Petraeus is set to testify again next month, and if his recent comments to the Washington Post are any indication, this time he may bring a different message. “No one feels that there has been sufficient progress by any means in the area of national reconciliation,” the general told reporters during an interview in Baghdad’s protected International Zone.
From the Post:
The Shiite-led government of Prime Minister Nouri al-Maliki has won passage of some legislation that aids the cause of reconciliation, drawing praise from President Bush and his supporters. But the Iraqi government also has deferred action on some of its most important legislative goals, including laws governing the exploitation of Iraq’s oil resources, that the Bush administration had identified as necessary benchmarks of progress toward reconciliation.

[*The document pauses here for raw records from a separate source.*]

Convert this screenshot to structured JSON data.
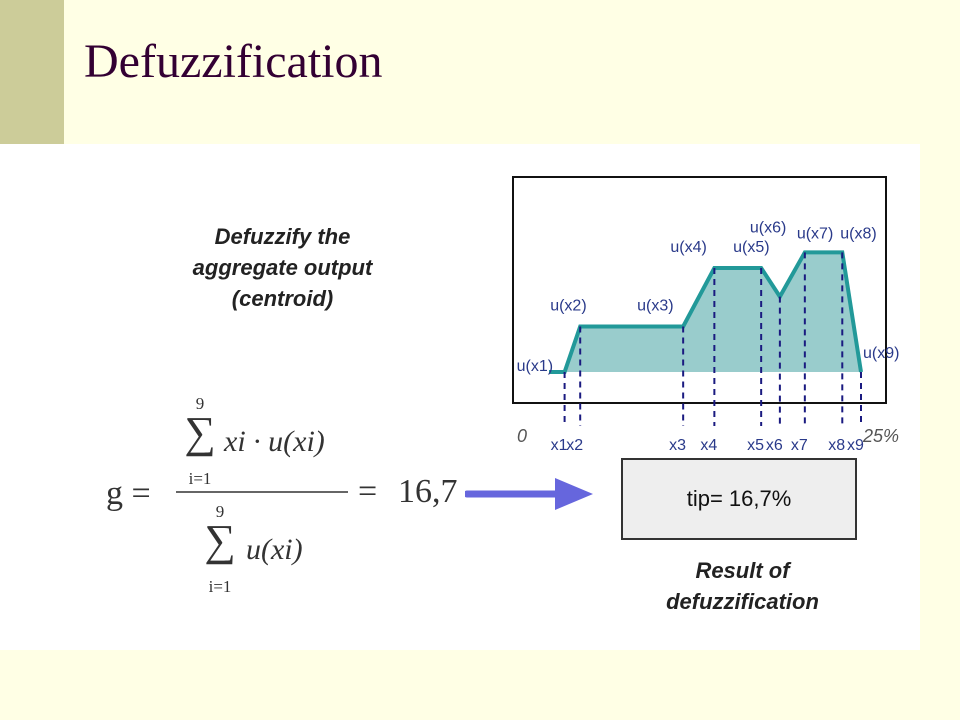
{
  "slide": {
    "title": "Defuzzification",
    "caption_top": [
      "Defuzzify the",
      "aggregate output",
      "(centroid)"
    ],
    "caption_bottom": [
      "Result of",
      "defuzzification"
    ],
    "result": "tip= 16,7%",
    "formula": {
      "lhs": "g =",
      "sum_upper": "9",
      "sum_lower": "i=1",
      "numerator_term": "xi · u(xi)",
      "denominator_term": "u(xi)",
      "equals": "=",
      "value": "16,7"
    },
    "arrow_color": "#6666dd"
  },
  "chart_data": {
    "type": "area",
    "x_axis_labels": [
      "0",
      "25%"
    ],
    "x_ticks": [
      "x1",
      "x2",
      "x3",
      "x4",
      "x5",
      "x6",
      "x7",
      "x8",
      "x9"
    ],
    "point_labels": [
      "u(x1)",
      "u(x2)",
      "u(x3)",
      "u(x4)",
      "u(x5)",
      "u(x6)",
      "u(x7)",
      "u(x8)",
      "u(x9)"
    ],
    "outline": [
      [
        0.0,
        0.0
      ],
      [
        0.05,
        0.0
      ],
      [
        0.1,
        0.35
      ],
      [
        0.43,
        0.35
      ],
      [
        0.53,
        0.8
      ],
      [
        0.68,
        0.8
      ],
      [
        0.74,
        0.58
      ],
      [
        0.82,
        0.92
      ],
      [
        0.94,
        0.92
      ],
      [
        1.0,
        0.0
      ]
    ],
    "sample_x": [
      0.05,
      0.1,
      0.43,
      0.53,
      0.68,
      0.74,
      0.82,
      0.94,
      1.0
    ],
    "sample_y": [
      0.0,
      0.35,
      0.35,
      0.8,
      0.8,
      0.58,
      0.92,
      0.92,
      0.0
    ],
    "fill_color": "#99cccc",
    "line_color": "#229999",
    "dash_color": "#1a1a80"
  }
}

Many Iraqi parliament members and other officials acknowledge that the country’s political system is often paralyzed by sectarian divisions, but they also say that American expectations are driven by considerations in Washington and do not reflect the complexity of Iraq’s problems.
In what appeared to be a foreshadowing of his congressional testimony, which his aides said he would not discuss explicitly, Petraeus insisted that Iraqi leaders still have an opportunity to act. “We’re going to fight like the dickens” to maintain the gains in security and “where we can to try and build on it,” he said.
Moreover, the general expressed some healthy skepticism as to whether the security gains produced by the “surge” will have lasting impact:
In the interview, Petraeus conceded that some elements of both the Awakening movement and the Mahdi Army may be standing down in order to prepare for the day when the U.S. presence is diminished. “Some of them may be keeping their powder dry,” Petraeus said of Mahdi Army members. “Obviously you would expect some of that to happen.
“The issue is, again,” he continued, “how to sort of prolong what has been achieved, in just a host of different neighborhoods, villages, towns and cities, so that the Iraqi structures can continue to gather strength.”